De premieplichtigheid van de werkgever voor zijn «overheidswerknemer» en de regels voor de berekening van de premies zijn te vinden in het pensioenreglement van de Stichting Pensioenfonds ABP, de paragrafen 3 en 4. Dit reglement geldt met ingang van 1 januari 1996. Het is, als ontwerp, gepubliceerd in de eerder genoemde Staatscourant. De gelding ervan met ingang van de genoemde datum volgt uit artikel 2 van de vorenbedoelde pensioenovereenkomst. Voor de volledigheid wordt hier nog vermeld, dat, ingevolge het reglement, de voor de berekening van de premies toepasselijke percentages door het bestuur van de Stichting Pensioenfonds ABP worden vastgesteld, op basis van statutair vastgelegde systemen. Ook de statuten van dat fonds, met een desbetreffende bijlage, zijn in ontwerp gepubliceerd in de Staatscourant van 28 december 1995, nr. 251. Deze statuten gelden eveneens ingaande 1 januari 1996.
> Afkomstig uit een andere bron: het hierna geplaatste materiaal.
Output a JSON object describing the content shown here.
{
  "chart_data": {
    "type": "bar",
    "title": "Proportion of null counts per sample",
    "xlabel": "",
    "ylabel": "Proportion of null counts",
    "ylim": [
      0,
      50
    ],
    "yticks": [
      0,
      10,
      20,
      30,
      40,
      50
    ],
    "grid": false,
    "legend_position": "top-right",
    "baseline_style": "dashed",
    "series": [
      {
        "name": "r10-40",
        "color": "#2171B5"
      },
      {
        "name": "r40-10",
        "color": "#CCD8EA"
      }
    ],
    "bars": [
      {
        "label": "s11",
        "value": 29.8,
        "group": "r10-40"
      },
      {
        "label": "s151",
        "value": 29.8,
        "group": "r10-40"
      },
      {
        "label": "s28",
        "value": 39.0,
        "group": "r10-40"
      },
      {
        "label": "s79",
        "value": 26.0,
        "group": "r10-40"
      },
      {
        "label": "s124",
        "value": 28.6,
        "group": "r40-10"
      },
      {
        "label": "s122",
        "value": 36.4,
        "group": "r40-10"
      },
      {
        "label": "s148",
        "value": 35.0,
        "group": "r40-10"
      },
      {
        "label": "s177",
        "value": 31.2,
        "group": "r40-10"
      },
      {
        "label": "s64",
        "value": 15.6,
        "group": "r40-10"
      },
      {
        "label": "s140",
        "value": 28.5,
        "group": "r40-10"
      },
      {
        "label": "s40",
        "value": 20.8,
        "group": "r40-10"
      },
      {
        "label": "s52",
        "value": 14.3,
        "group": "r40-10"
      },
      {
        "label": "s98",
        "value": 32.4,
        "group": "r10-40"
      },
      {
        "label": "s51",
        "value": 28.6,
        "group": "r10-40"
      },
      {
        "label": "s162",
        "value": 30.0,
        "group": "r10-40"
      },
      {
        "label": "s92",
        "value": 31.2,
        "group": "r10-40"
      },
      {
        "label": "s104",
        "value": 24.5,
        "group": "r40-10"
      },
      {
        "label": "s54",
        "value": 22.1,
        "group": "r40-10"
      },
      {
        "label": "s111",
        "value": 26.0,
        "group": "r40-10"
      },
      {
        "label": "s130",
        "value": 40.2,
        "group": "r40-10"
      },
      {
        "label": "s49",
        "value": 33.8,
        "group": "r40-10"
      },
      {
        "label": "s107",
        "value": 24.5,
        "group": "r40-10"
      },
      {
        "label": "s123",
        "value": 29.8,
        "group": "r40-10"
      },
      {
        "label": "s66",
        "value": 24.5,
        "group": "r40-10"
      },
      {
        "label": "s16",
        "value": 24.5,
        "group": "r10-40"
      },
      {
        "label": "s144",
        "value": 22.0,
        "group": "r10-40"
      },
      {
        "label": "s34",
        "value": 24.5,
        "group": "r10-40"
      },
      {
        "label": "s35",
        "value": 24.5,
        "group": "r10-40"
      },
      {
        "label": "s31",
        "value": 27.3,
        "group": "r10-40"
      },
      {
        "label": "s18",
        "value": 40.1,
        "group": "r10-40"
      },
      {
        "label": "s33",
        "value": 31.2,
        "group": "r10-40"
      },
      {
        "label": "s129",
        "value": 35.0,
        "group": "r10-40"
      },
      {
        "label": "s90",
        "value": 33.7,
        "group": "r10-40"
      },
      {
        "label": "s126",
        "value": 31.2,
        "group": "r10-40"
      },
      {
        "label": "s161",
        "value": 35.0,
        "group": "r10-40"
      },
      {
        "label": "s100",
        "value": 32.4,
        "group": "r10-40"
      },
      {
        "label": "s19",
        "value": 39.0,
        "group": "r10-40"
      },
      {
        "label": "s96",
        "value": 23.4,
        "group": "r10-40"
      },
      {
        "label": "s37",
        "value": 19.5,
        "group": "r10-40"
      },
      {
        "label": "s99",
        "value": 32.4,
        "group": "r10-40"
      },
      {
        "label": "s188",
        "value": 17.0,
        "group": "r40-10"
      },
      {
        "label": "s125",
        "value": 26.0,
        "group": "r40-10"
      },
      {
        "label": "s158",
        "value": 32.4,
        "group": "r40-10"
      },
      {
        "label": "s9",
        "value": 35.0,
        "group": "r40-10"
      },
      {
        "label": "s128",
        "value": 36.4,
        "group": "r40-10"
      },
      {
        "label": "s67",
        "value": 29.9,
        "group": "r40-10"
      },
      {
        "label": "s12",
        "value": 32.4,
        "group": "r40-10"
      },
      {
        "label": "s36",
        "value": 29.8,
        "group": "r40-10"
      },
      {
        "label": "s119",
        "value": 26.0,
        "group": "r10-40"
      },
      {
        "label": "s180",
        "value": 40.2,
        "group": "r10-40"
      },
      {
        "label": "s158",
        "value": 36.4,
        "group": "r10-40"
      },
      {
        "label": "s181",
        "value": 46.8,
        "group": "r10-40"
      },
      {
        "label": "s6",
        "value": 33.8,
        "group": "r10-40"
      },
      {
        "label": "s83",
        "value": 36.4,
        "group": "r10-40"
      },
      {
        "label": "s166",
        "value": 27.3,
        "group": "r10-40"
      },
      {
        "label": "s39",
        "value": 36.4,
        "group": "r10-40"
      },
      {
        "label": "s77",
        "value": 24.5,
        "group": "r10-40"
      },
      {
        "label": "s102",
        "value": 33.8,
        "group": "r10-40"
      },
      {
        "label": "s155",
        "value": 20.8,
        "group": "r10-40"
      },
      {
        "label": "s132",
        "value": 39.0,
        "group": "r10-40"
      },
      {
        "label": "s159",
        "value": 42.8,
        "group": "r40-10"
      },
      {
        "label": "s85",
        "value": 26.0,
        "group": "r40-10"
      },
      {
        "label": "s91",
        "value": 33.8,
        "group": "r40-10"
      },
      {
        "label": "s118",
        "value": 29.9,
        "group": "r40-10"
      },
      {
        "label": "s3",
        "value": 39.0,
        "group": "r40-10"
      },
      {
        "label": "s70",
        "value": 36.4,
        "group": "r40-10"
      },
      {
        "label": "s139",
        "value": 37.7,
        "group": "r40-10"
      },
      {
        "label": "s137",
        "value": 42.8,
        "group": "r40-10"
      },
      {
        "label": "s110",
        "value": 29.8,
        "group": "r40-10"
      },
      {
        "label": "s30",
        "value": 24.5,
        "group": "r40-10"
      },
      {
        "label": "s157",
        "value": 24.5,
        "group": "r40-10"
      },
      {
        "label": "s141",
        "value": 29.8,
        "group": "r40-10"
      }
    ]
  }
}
Voor alle duidelijkheid wordt nog eens benadrukt, dat er ten aanzien van politieke ambtsdragers geen sprake is van afdracht van premies aan een fonds, maar uitsluitend van een inhouding op het inkomen overeenkomstig het verhaal van pensioenpremies op een overheidswerknemer.

Tot slot wordt opgemerkt dat er geen wijziging is gekomen in de regeling van de zogenoemde pseudo-premies, waarop de artikelen 3 van de uitvoeringsbesluiten Appa zijn gebaseerd.

Inwerkingtreding

Aan de inwerkingtreding is terugwerkende kracht gegeven tot en met 1 januari 1996, omdat op die datum de wijziging van de plaats van regeling van het verhaal van pensioenbijdrage (nu verhaal van pensioenpremies genoemd) voor het overheidspersoneel is ingegaan.

Deze terugwerkende kracht is niet bezwaarlijk uit een oogpunt van rechtszekerheid van de Appa-belanghebbenden. De norm voor de onderhavige inhouding ligt vast in de wet. De nadere invulling is geen inhoudelijke koerswijziging.

De Minister van Binnenlandse Zaken,

H. F. Dijkstal


XNoot
1

Stb. 1993, 436, laatstelijk gewijzigd bij koninklijk besluit van 28 december 1994, Stb. 1995, 33.

XNoot
2

Stb. 1979, 566, laatstelijk gewijzigd bij koninklijk besluit van 28 december 1994, Stb. 1995, 33.

XHistnoot

Het advies van de Raad van State wordt niet openbaar gemaakt op grond van artikel 25a, vierde lid, onder b, van de Wet op de Raad van State, omdat het uitsluitend opmerkingen van redactionele aard bevat.